My Brother Likes Green Apples, Not Red Apples

by: , October 5, 2020

© Photo by Hitter Rudolf

‘My Brother Likes Green Apples, Not Red Apples’ is a poem which follows my younger brother who is severely autistic. It observes his obsession with the news and his strained relationship with food during this pandemic. This poem is sad and at points heartbreakingly humorous given how important banal things are to my brother. It has an unusual but precise metre and works to connect taste and anxiousness. It expresses how both my world and my brother’s world have gently collided since I moved back in with my parents and this has resulted in different sensations and perceptions, but ultimately understanding.

The restrained graphical presentations of clinical vignettes of herbal tea and wrapped veg represent a containment against the chaos that threatens the differently ordered world of my brother. Due to his disability, my brother already had OCD tendencies and a restricted diet before COVID-19, and the virus has only intensified these things.

I wrote this poem because I want to see a systemic change. I feel anxious for my brother given his vulnerability and anxious about what it will mean to one day be his primary carer in a post-Covid 19 world. I also wanted to challenge my opposition to sentimentality, to push past the embarrassment I feel about most of my personal writing. It is the least I can do to try to help make the world a better place by participating in this special issue of MAI. I’ve never spoken about ASD in my work before. As a sister, I have felt a resistance towards bringing autism into that part of my life.
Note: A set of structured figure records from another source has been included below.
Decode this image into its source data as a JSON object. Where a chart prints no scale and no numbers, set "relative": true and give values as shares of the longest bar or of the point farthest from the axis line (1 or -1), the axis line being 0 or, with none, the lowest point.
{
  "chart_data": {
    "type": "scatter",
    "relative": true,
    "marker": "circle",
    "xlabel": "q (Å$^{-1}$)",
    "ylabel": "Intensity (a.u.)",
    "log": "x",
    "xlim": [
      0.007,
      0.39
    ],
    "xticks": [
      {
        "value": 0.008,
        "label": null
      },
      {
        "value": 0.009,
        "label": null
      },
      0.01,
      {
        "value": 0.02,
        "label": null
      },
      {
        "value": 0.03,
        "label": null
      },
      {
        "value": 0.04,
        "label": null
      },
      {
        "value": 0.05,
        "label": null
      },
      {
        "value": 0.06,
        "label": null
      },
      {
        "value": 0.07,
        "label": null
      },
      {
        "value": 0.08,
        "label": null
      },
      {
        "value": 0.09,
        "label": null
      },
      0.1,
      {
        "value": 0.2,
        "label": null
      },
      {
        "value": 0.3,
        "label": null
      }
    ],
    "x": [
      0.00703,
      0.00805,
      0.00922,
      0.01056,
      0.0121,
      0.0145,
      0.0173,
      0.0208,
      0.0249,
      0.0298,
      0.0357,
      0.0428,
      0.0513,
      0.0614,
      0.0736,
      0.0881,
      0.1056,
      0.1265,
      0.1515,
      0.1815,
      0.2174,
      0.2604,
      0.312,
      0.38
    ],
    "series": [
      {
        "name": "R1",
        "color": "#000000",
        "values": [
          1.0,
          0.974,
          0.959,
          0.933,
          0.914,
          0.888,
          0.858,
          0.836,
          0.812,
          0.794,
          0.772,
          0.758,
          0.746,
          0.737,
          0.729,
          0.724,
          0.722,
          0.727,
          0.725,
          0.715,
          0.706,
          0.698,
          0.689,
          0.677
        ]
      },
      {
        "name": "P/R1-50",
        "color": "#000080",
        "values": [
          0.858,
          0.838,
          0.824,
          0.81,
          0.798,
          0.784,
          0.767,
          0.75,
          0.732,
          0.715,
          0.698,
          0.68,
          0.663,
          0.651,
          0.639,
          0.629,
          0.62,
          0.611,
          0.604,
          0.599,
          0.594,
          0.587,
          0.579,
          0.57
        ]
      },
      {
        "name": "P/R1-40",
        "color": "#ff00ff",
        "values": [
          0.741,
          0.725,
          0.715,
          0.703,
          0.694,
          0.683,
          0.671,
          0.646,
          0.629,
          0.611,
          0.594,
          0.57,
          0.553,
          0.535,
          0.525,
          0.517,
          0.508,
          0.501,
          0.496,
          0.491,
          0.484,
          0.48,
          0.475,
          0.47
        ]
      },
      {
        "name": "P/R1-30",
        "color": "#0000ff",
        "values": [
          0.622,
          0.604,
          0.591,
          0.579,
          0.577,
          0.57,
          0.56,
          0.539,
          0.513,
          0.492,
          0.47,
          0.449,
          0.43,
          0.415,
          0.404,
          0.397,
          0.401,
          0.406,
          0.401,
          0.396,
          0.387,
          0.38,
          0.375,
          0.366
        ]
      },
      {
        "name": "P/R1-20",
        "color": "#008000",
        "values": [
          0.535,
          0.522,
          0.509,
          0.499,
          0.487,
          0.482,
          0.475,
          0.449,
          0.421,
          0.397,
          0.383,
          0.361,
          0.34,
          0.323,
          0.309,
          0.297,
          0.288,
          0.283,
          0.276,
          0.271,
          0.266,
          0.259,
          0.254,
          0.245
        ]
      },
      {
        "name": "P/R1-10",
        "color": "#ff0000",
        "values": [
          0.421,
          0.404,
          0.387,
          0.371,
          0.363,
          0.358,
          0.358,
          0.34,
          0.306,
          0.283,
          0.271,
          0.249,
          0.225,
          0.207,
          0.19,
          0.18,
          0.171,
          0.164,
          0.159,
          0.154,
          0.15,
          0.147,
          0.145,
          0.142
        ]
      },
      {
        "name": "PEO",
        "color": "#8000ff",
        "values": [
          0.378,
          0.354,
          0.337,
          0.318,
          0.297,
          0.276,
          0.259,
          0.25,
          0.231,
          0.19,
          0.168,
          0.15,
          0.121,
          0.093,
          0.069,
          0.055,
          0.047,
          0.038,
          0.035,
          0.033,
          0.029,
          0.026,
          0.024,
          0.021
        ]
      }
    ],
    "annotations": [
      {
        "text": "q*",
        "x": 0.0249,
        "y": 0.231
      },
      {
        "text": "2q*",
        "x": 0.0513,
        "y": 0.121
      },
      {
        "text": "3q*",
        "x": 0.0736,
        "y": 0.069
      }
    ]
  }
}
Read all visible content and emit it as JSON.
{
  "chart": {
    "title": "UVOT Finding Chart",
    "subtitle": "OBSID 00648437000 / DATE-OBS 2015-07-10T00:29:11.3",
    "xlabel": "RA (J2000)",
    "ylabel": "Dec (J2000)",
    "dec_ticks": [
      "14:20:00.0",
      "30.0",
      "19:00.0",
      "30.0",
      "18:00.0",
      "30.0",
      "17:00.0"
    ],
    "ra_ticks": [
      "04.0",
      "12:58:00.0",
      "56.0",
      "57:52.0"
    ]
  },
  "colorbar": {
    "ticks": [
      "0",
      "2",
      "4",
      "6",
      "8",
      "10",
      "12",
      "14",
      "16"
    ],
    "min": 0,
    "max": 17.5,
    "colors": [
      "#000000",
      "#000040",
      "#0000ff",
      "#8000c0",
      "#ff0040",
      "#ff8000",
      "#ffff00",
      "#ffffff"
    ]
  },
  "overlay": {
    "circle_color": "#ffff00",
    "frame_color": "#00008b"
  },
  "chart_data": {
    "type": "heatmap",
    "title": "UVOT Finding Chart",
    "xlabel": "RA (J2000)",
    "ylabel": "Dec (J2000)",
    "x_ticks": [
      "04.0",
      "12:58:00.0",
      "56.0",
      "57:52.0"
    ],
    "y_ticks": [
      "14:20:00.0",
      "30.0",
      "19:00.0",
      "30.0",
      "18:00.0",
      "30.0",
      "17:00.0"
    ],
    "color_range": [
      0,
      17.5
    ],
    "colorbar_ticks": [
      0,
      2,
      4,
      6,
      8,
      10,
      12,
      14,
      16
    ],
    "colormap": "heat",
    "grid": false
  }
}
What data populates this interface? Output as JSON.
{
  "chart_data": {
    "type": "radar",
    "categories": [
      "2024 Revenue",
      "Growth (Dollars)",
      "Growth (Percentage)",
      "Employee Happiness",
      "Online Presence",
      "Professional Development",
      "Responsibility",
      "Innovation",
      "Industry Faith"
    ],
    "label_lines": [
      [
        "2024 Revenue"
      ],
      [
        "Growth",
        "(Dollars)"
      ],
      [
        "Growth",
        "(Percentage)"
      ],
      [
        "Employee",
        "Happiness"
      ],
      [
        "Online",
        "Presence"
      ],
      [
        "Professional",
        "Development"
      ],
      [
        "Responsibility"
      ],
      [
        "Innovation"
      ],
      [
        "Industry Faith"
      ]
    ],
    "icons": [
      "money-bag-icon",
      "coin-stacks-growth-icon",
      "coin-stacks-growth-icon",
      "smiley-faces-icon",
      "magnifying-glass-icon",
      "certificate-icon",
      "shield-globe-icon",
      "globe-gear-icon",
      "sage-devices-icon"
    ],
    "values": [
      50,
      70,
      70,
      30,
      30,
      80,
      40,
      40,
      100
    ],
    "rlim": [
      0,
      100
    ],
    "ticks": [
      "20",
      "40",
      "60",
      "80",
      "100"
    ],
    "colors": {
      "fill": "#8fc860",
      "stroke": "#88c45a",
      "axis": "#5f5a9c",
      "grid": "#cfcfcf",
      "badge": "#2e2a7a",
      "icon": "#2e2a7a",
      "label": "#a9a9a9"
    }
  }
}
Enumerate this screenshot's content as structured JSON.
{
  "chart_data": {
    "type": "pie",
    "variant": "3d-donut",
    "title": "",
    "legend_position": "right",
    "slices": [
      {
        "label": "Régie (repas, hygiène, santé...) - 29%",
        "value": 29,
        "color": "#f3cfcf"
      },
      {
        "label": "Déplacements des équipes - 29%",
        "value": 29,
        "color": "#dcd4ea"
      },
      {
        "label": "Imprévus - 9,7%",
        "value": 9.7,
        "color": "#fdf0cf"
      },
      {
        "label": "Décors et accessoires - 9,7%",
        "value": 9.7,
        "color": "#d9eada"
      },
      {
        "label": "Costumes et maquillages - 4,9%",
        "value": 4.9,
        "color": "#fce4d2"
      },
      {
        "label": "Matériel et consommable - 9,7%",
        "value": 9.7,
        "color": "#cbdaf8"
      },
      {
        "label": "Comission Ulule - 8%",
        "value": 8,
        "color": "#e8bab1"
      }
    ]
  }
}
However, given how much my brother has done for me I need to represent his condition where he can’t. In writing this poem I have begun to realise just how much of an impression my brother has made on me whilst growing up. My work usually deals with political and environmental issues. I see now that my desire to encourage what is best for humanity is indebted to my brother. That my awareness of human suffering and optimism is indebted to my brother. I love my brother so much and want to see a system emerge that takes better care of and celebrates people like him. I would be nowhere without him.